What is an endowment?

An endowment is gift given by a donor with the legal requirement that original value of the gift (the principal) never be spent, but, rather, invested for the purpose of generating a permanent return on investment. Endowed gifts may be restricted to a specific purpose or unrestricted in nature. They are particularly important to the Foundation due to their permanency.

The Foundation’s spending policy is set at 4% of the 3-year moving average market value of the endowment portfolio. In addition, 1% covers administration costs incurred internally, including fees paid to investment managers. The spending rate of 4% has been set so that, regardless of the average inflation over a given number of years, the Foundation is still able to generate a significant and reliable flow of income, thus allowing it to make long-term plans.

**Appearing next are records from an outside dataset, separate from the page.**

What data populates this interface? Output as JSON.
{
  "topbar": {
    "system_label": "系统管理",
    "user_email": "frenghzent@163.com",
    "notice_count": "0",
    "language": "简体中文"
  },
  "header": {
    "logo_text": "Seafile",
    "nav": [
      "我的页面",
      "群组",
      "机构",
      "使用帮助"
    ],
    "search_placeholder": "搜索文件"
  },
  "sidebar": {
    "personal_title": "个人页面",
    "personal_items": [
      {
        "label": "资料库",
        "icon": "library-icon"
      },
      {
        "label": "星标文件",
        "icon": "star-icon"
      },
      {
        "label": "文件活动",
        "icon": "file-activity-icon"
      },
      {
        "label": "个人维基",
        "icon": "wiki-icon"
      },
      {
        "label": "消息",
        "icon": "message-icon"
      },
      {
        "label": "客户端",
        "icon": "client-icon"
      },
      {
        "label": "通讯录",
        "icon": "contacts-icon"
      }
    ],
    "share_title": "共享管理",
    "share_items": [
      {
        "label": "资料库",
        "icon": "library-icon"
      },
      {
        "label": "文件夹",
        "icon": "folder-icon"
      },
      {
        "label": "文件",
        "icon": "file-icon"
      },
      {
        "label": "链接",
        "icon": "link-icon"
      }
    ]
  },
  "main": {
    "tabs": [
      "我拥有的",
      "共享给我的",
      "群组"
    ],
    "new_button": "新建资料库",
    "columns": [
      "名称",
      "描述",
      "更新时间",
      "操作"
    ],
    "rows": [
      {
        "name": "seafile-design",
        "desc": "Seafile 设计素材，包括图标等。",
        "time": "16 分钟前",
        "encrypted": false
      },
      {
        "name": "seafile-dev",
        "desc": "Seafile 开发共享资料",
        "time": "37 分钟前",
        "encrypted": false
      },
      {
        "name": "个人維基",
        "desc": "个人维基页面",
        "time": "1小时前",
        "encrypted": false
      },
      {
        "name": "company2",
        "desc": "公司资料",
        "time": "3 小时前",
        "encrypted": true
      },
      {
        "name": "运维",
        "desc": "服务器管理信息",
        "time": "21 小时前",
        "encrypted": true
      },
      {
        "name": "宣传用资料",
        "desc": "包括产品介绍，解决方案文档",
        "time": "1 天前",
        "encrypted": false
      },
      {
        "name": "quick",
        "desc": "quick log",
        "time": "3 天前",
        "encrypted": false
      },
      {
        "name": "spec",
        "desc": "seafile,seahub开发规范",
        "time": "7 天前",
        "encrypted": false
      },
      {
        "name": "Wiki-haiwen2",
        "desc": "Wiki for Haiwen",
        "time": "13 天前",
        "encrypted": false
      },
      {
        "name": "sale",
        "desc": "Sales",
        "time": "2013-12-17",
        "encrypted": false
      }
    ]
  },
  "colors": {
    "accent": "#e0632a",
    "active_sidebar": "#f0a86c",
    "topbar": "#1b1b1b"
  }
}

How is an endowment invested?

The Board of Trustees of the Douglas Mental Health University Institute Foundation has the fiduciary responsibility for investment of its endowments. In its endowment management, the Foundation seeks to maximize the following:
  • Long-term total return
  • Actual purchasing power of the endowment
  • Security of the endowment spending allocations from the generated return on investment (ROI)
To accomplish this, the Foundation invests its endowment using diversified portfolios of assets comprised primarily of equity and fixed income. Although equity markets are prone to fluctuations, they produce the greatest total return in the long run.

To carefully manage its investments, the Foundation relies on the expertise of its Investment Committee, which acts according to a policy approved by the Board of Trustees. The Foundation has achieved good long-term returns on its endowments.

The Foundation's Reserve Fund

In 2006, the Foundation set up a Reserve Fund to which is added investment revenue that exceeds the minimum performance targets set by the Investment Committee. In years of high returns, the Fund grows. When the investment portfolio does not achieve minimum targets because stock markets drop, the Foundation withdraws from the Reserve to maintain its payout rate. This reserve fund mechanism ensures projects continue to receive the funding donors intended even in recession.

Unitized Investment Pool

Endowments are invested and managed using a unitized investment pool, very much the same way as mutual funds. Each individual endowment owns units in the pool, which are revalued at each month-end, at which point new endowments may enter into the pool using the month-end value of a unit. As unit value appreciates, fewer units can be bought with the same amount of money.